Suddenly Sarah thought she understood what was going on, the visit to the painting, the philosophical musings, the digressions into the history of art.

‘So, you see, Sarah,’ Edward went on, unaware that he had been rumbled, ‘I have been thinking that sometimes we must seize time in the way people talk about seizing the day. We
can’t put things off till another day or week or month. Delay is futile. We must grasp the moment. Sarah, will you marry me?’

The question came on Sarah very unexpectedly. She knew it was coming but she hadn’t expected it to pop out so suddenly. Maybe Edward hadn’t intended it either. Maybe Time had seized
Edward rather than the other way round. She squeezed his hand very tight.

‘Of course I’ll marry you, Edward,’ she said. ‘What took you so long? I thought you’d never ask.’

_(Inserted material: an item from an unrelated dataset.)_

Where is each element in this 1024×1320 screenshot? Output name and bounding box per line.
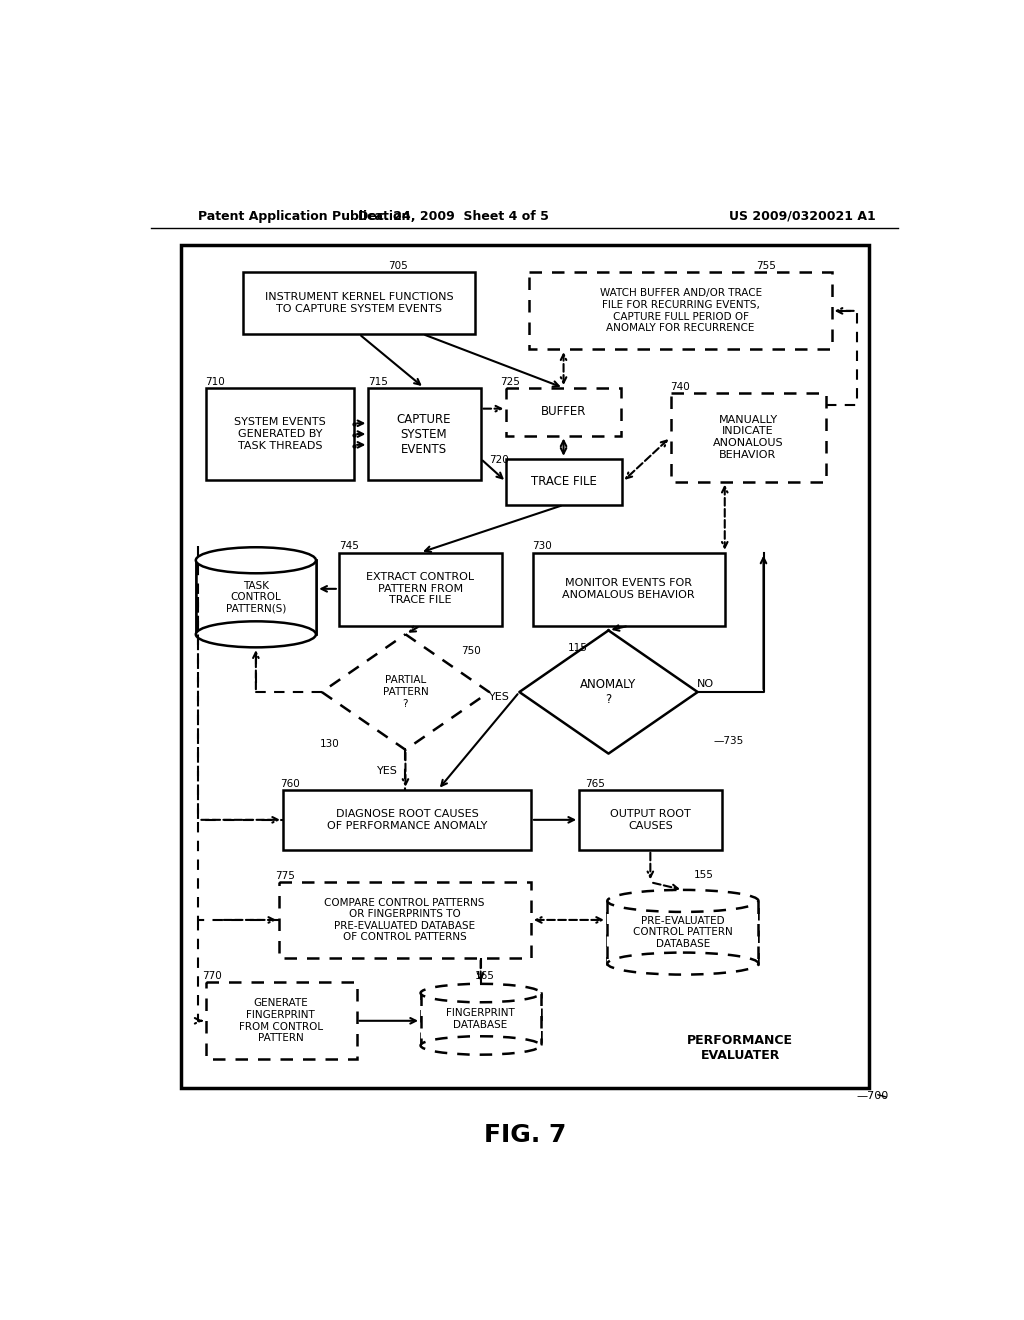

Lady Lucy was keeping watch in the hour before midnight. The nurse had tiptoed out of the room, saying she would be waiting outside on the stairs. This, Lady Lucy realized, was
the first time she had been alone with Francis since he was shot. All day she had been seeing the same scene. She was at a funeral. She was burying another husband. Like the first one, this funeral
had an honour guard of military colleagues, jackets pressed, trousers immaculate, clouds and sky visible in the burnished toecaps of their boots, polished swords raised in unison to give the last
salute. By the graveside she had a child holding each of her hands as if their hearts would break. The Dead March from Handel’s
Saul
echoed round her head to accompany these pictures.
She remembered the military bands playing it as Victoria’s funeral cortège had made its melancholy way through the streets of a mourning London.